I spent a weekend in Vienna, filled with Ukrainian activities, including discussing "Ukraine and Universal Values" at the Institute for Human Sciences, and attending a reading of Ukrainian (and Russian and Belarusian) texts by Austrian actors at the Volkstheater.
I had never seen actors break down and weep on stage before. The moderator had to leave the stage to collect herself. And rather than inappropriate that seemed just right, even dignified, as if not to cry would have been not to acknowledge the weight of war and the need we have for words that can help us to feel it.
Vienna reminds me of Lviv, in western Ukraine. Its Habsburg cousin is now overflowing with internal refugees. In Vienna I thought of all the flights I have taken to Kyiv, flights that are no longer there, and of the easy train rides thence to Dnipro and Kharkiv, Ukraine’s great eastern cities, now under Russian bombs. These two cities are jewels of Russian-speaking civilization; but they are not Russian but Ukrainian cities, and so Putin must destroy them, for he has decreed that there is no Ukraine.
Of course there is a Ukraine, because Ukrainians are willing to live and die for it. Of course there is a Ukraine, because it is the Ukrainians who are consoling us, rather than the other way around. The whole weekend my Ukrainian friends were both informing me and comforting me. An acquaintance in Kyiv gives me a matter-of-fact description of her day at work. A colleague in Kharkiv tells me of the horror of the Russian bombing of the center of Ukraine’s second city, and then, without pathos, just descriptively, of the solidarity and activity of the local population… It is not that the good undoes the evil, but that we feel better when we know that others are acting, responding, not giving up.
It is just that they are keeping on, doing what needs to be done amidst the death and the destruction. That is what is comforting. Katja Petrowskaja, the author of Maybe Esther, caught this phenomenon in the text of hers read at the Volkstheater. “Amulet for the Ukrainian Resistance" ends with a mention of a video appeal that her mother, who is in Kyiv, made for Russians, which you will find if you follow the link; but the passage I have in mind is about reaching out from Germany to a friend in Kyiv, and it goes like this:
"When I hear the predictions of defeat, I call up my friend in Kyiv, I just say 'Sasha,' and she turns on the video, shows me her little boy, everyone is smiling. They know the predictions too, and it would be indecent of me to question their decision. They are the fortress, the stronghold, their mood is cheerful, they concentrate on what they are doing, they are working at peace and they comfort us when our strength and hope breaks."

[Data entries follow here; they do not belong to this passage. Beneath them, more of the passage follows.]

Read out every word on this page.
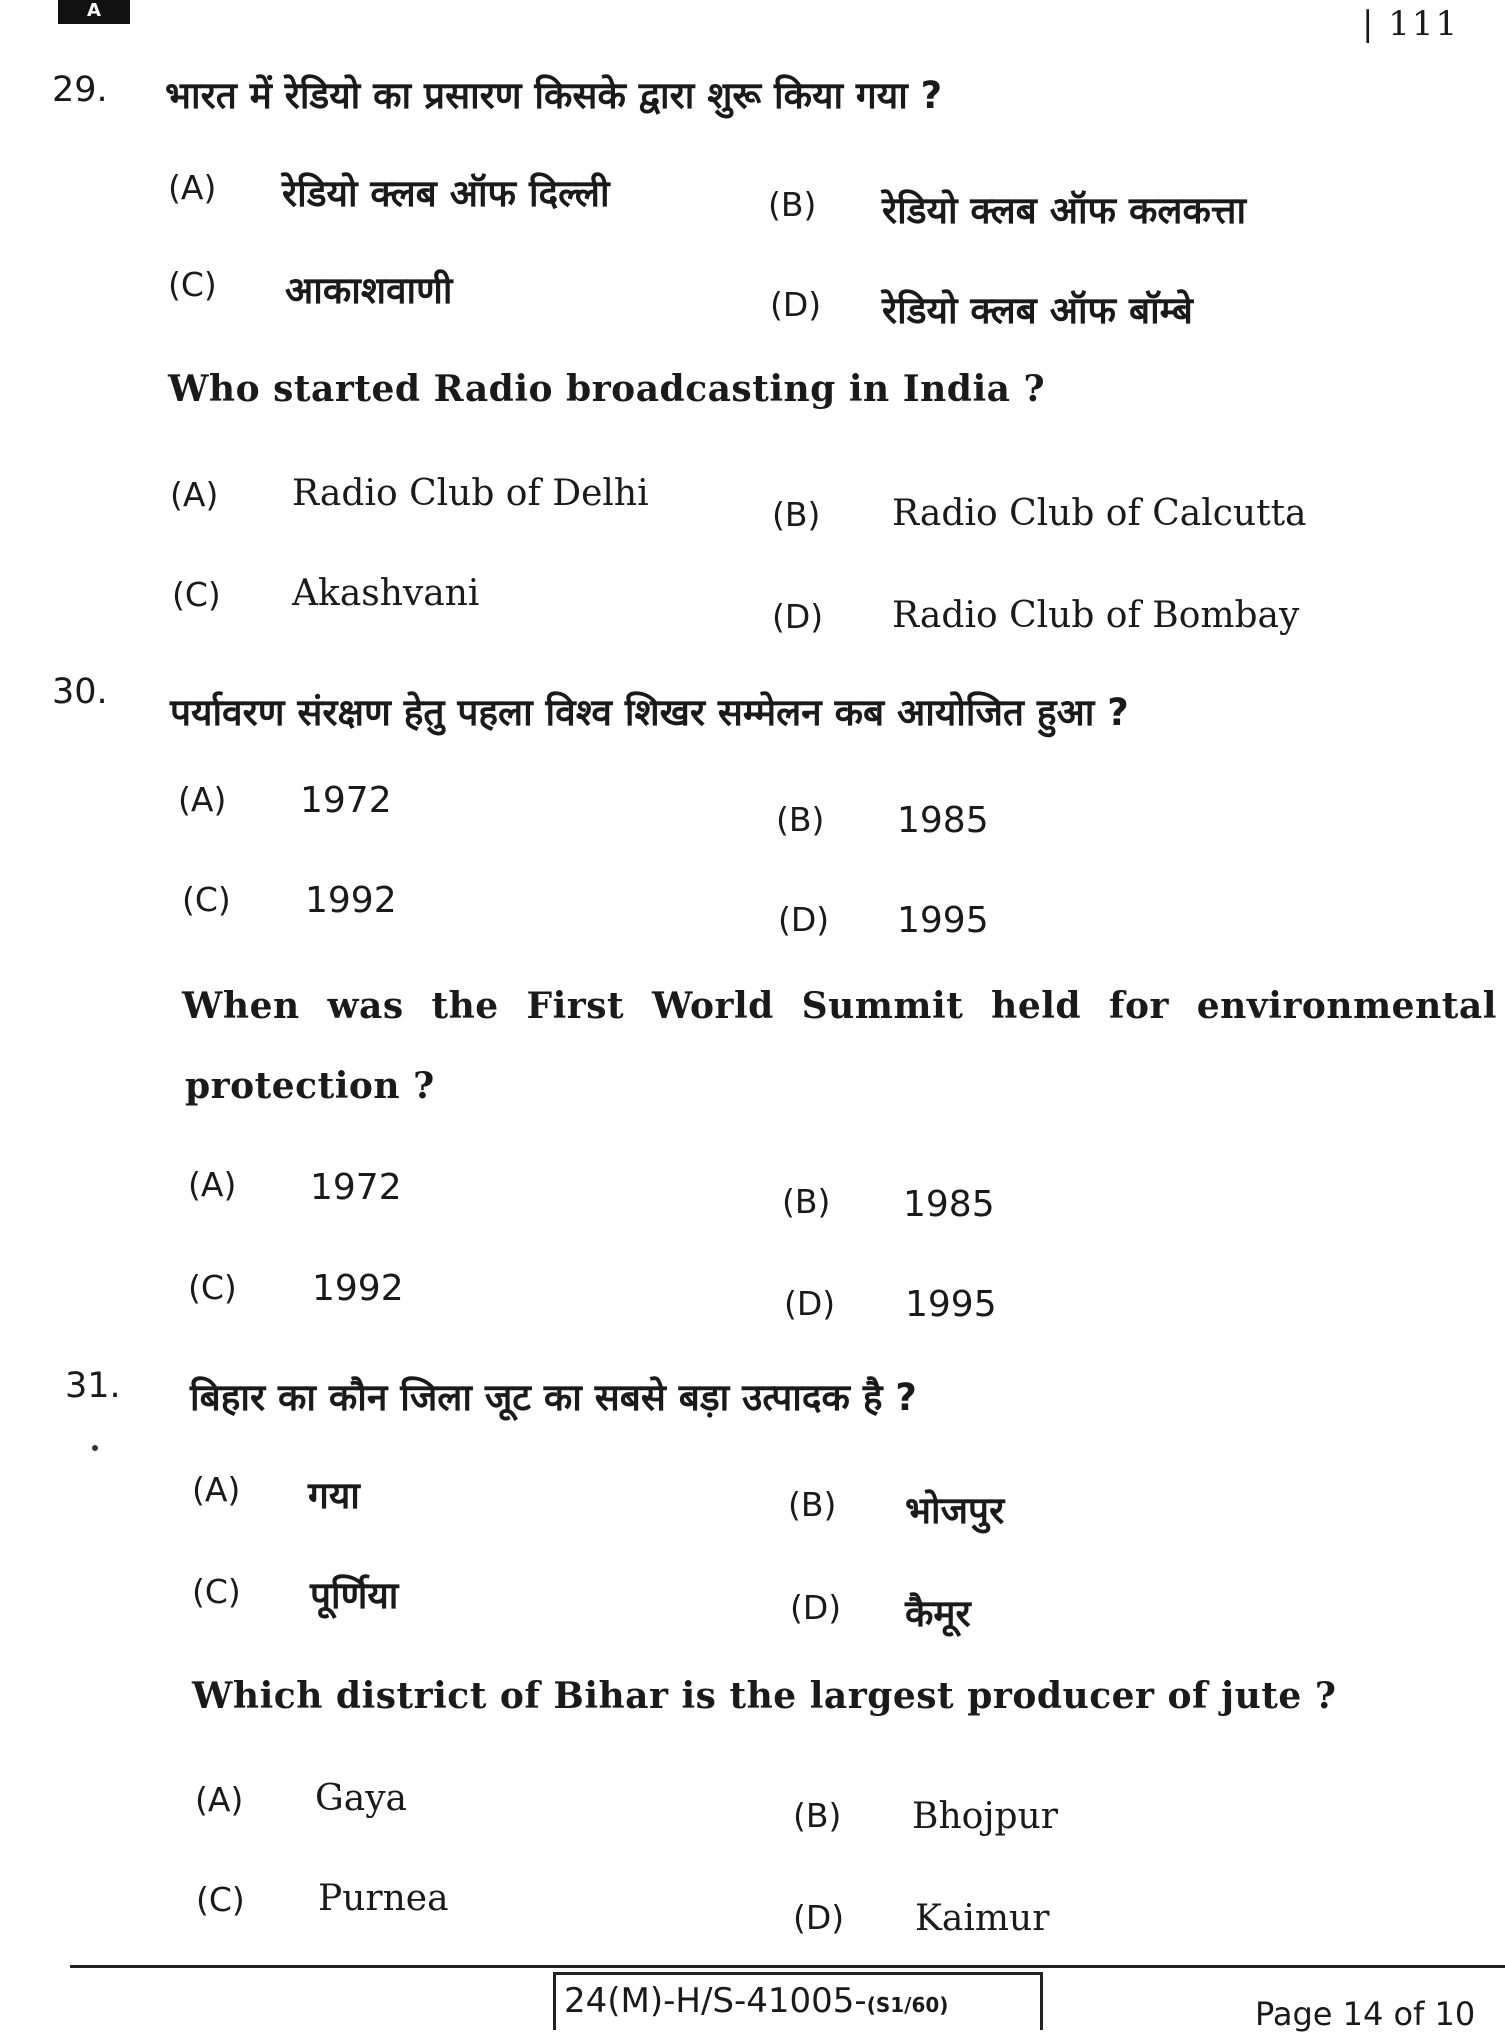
A	| 111
29. भारत में रेडियो का प्रसारण किसके द्वारा शुरू किया गया ?
(A) रेडियो क्लब ऑफ दिल्ली	(B) रेडियो क्लब ऑफ कलकत्ता
(C) आकाशवाणी	(D) रेडियो क्लब ऑफ बॉम्बे
Who started Radio broadcasting in India ?
(A) Radio Club of Delhi
(B) Radio Club of Calcutta
(C) Akashvani
(D) Radio Club of Bombay
30. पर्यावरण संरक्षण हेतु पहला विश्व शिखर सम्मेलन कब आयोजित हुआ ?
(A) 1972	(B) 1985
(C) 1992	(D) 1995
When was the First World Summit held for environmental
protection ?
(A) 1972	(B) 1985
(C) 1992	(D) 1995
31. बिहार का कौन जिला जूट का सबसे बड़ा उत्पादक है ?
(A) गया	(B) भोजपुर
(C) पूर्णिया	(D) कैमूर
Which district of Bihar is the largest producer of jute ?
(A) Gaya	(B) Bhojpur
(C) Purnea	(D) Kaimur
24(M)-H/S-41005-(S1/60)	Page 14 of 10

Sitting in the dark in the theater my throat caught at those words. I heard a few quick sobs rise up all around me in the dark, right on that sentence, on the words "they comfort us"; and I knew that the people stifling them were the ones who call their friends in Kyiv, in Kharkiv, in Mykolaiv, in the other bombed Ukrainian cities, and who knew that it was true.
They are consoling us. Because Ukrainians are resisting, not just on the battlefield but as a society, they console us all. Every day they act is one when we can reflect, and hope. People do have values. The world is not empty. People do find courage. There are things worth taking risks for.